Agregó “no saben lo duro que es estar hablando por teléfono y decirle a la persona que amás ‘tengo una salida’, o dejar todo para ir cada vez que suena la sirena, pero es más duro para nosotros saber que vamos, pero desgraciadamente, no saber si volvemos ni cuándo”.

Pregunta “¿Saben ustedes cuánto vale la vida de un bombero? Nuestro seguro de vida ronda los $50.000, un cajón mortuorio y un ramo de flores para los familiares, simplemente eso.

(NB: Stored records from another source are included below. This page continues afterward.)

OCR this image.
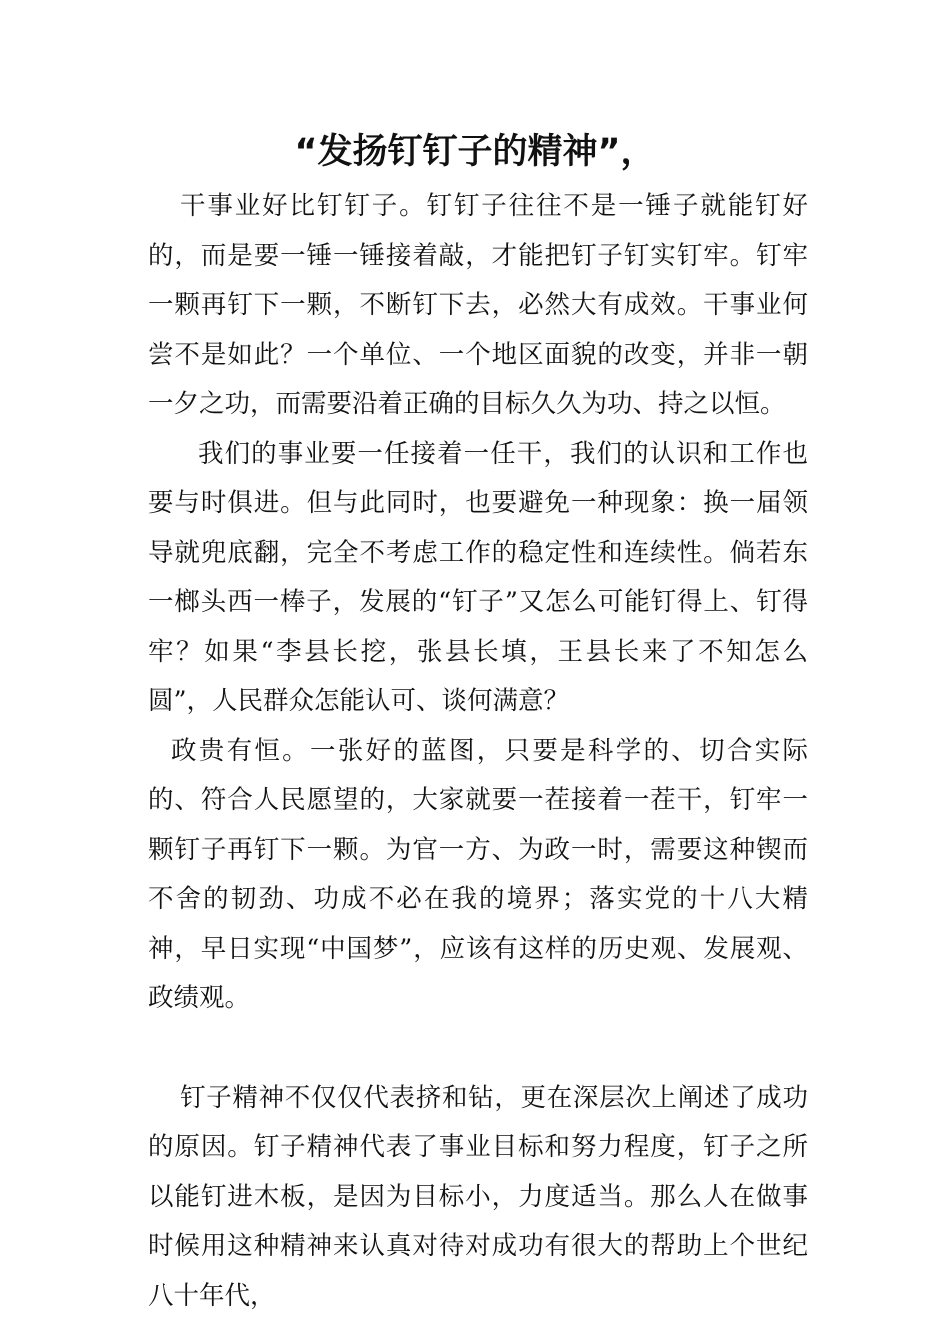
“发扬钉钉子的精神”，

干事业好比钉钉子。钉钉子往往不是一锤子就能钉好的，而是要一锤一锤接着敲，才能把钉子钉实钉牢。钉牢一颗再钉下一颗，不断钉下去，必然大有成效。干事业何尝不是如此？一个单位、一个地区面貌的改变，并非一朝一夕之功，而需要沿着正确的目标久久为功、持之以恒。

我们的事业要一任接着一任干，我们的认识和工作也要与时俱进。但与此同时，也要避免一种现象：换一届领导就兜底翻，完全不考虑工作的稳定性和连续性。倘若东一榔头西一棒子，发展的“钉子”又怎么可能钉得上、钉得牢？如果“李县长挖，张县长填，王县长来了不知怎么圆”，人民群众怎能认可、谈何满意？

政贵有恒。一张好的蓝图，只要是科学的、切合实际的、符合人民愿望的，大家就要一茬接着一茬干，钉牢一颗钉子再钉下一颗。为官一方、为政一时，需要这种锲而不舍的韧劲、功成不必在我的境界；落实党的十八大精神，早日实现“中国梦”，应该有这样的历史观、发展观、政绩观。

钉子精神不仅仅代表挤和钻，更在深层次上阐述了成功的原因。钉子精神代表了事业目标和努力程度，钉子之所以能钉进木板，是因为目标小，力度适当。那么人在做事时候用这种精神来认真对待对成功有很大的帮助上个世纪八十年代，
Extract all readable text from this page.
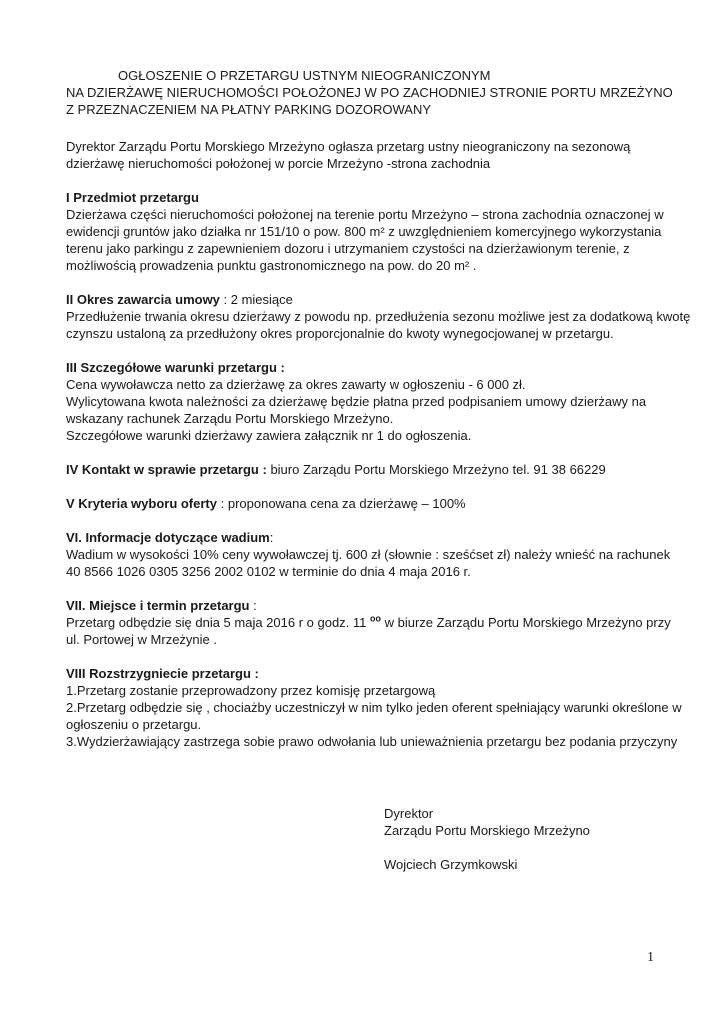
OGŁOSZENIE O PRZETARGU USTNYM NIEOGRANICZONYM
NA DZIERŻAWĘ NIERUCHOMOŚCI POŁOŻONEJ W PO ZACHODNIEJ STRONIE PORTU MRZEŻYNO
Z PRZEZNACZENIEM NA PŁATNY PARKING DOZOROWANY

Dyrektor Zarządu Portu Morskiego Mrzeżyno ogłasza przetarg ustny nieograniczony na sezonową

dzierżawę nieruchomości położonej w porcie Mrzeżyno -strona zachodnia

I Przedmiot przetargu

Dzierżawa części nieruchomości położonej na terenie portu Mrzeżyno – strona zachodnia oznaczonej w

ewidencji gruntów jako działka nr 151/10 o pow. 800 m² z uwzględnieniem komercyjnego wykorzystania

terenu jako parkingu z zapewnieniem dozoru i utrzymaniem czystości na dzierżawionym terenie, z

możliwością prowadzenia punktu gastronomicznego na pow. do 20 m² .

II Okres zawarcia umowy : 2 miesiące

Przedłużenie trwania okresu dzierżawy z powodu np. przedłużenia sezonu możliwe jest za dodatkową kwotę

czynszu ustaloną za przedłużony okres proporcjonalnie do kwoty wynegocjowanej w przetargu.

III Szczegółowe warunki przetargu :

Cena wywoławcza netto za dzierżawę za okres zawarty w ogłoszeniu - 6 000 zł.

Wylicytowana kwota należności za dzierżawę będzie płatna przed podpisaniem umowy dzierżawy na

wskazany rachunek Zarządu Portu Morskiego Mrzeżyno.

Szczegółowe warunki dzierżawy zawiera załącznik nr 1 do ogłoszenia.

IV Kontakt w sprawie przetargu : biuro Zarządu Portu Morskiego Mrzeżyno tel. 91 38 66229

V Kryteria wyboru oferty : proponowana cena za dzierżawę – 100%

VI. Informacje dotyczące wadium:

Wadium w wysokości 10% ceny wywoławczej tj. 600 zł (słownie : sześćset zł) należy wnieść na rachunek

40 8566 1026 0305 3256 2002 0102 w terminie do dnia 4 maja 2016 r.

VII. Miejsce i termin przetargu :

Przetarg odbędzie się dnia 5 maja 2016 r o godz. 11 $^{oo}$ w biurze Zarządu Portu Morskiego Mrzeżyno przy

ul. Portowej w Mrzeżynie .

VIII Rozstrzygniecie przetargu :

1.Przetarg zostanie przeprowadzony przez komisję przetargową

2.Przetarg odbędzie się , chociażby uczestniczył w nim tylko jeden oferent spełniający warunki określone w

ogłoszeniu o przetargu.

3.Wydzierżawiający zastrzega sobie prawo odwołania lub unieważnienia przetargu bez podania przyczyny

Dyrektor
Zarządu Portu Morskiego Mrzeżyno
Wojciech Grzymkowski
1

Pero no quiero hablar de muerte, les hablo de vida, de poder decirles que el pago más satisfactorio que tiene un bombero es un gracias, un poder darle la mano a una persona que está entre hierros retorcidos, poder escuchar a un adulto o un bebé luego de realizar las maniobras para que vuelvan a respirar”.

Detalló “los bomberos entramos a los lugares de donde todo el mundo sale corriendo, por eso les hablo del desamparo que sufrimos cuando nos ocurre algún accidente, si me fracturase en acto de servicio o me cayera de una casa incendiada, ¿cómo repercutiría en mi trabajo formal al no poder llevarle un plato de comida a mi familia?”.

“No tienen idea de la tristeza que es ver a un compañero que golpea puertas y mendiga, sí señores, mendiga alguna migaja para su recuperación, compañeros que necesitan una silla de ruedas, rehabilitación o que deben pasar por una cirugía”. Además del apoyo psicológico necesario luego de una situación traumática que pueden vivir en algunas salidas.

Es por ello que agregó “la ART es una necesidad y una deuda pendiente para todos los hombres y mujeres que en este momento están atentos a un llamado en su Handy o una sirena, dispuestos a dejar todo y salir al socorro de quien la está pasando mal”.

Finalizó la misiva diciendo “hoy les entrego mi corazón señores diputados y les ofrezco mi equipo de protección, que no es un traje de superhéroe, sino simplemente el equipo con el que salgo a dar una mano cuando es necesario, me gustaría que se lo coloquen y puedan ustedes también dar una mano a los 40 mil bomberos voluntarios del país, que hoy y siempre le están dando una mano a sus mamás, papás e hijos”.

Contundentes y fuertes pensamientos de un bombero barilochense, para llegar al corazón y la mente de quienes deben tomar las decisiones por todos.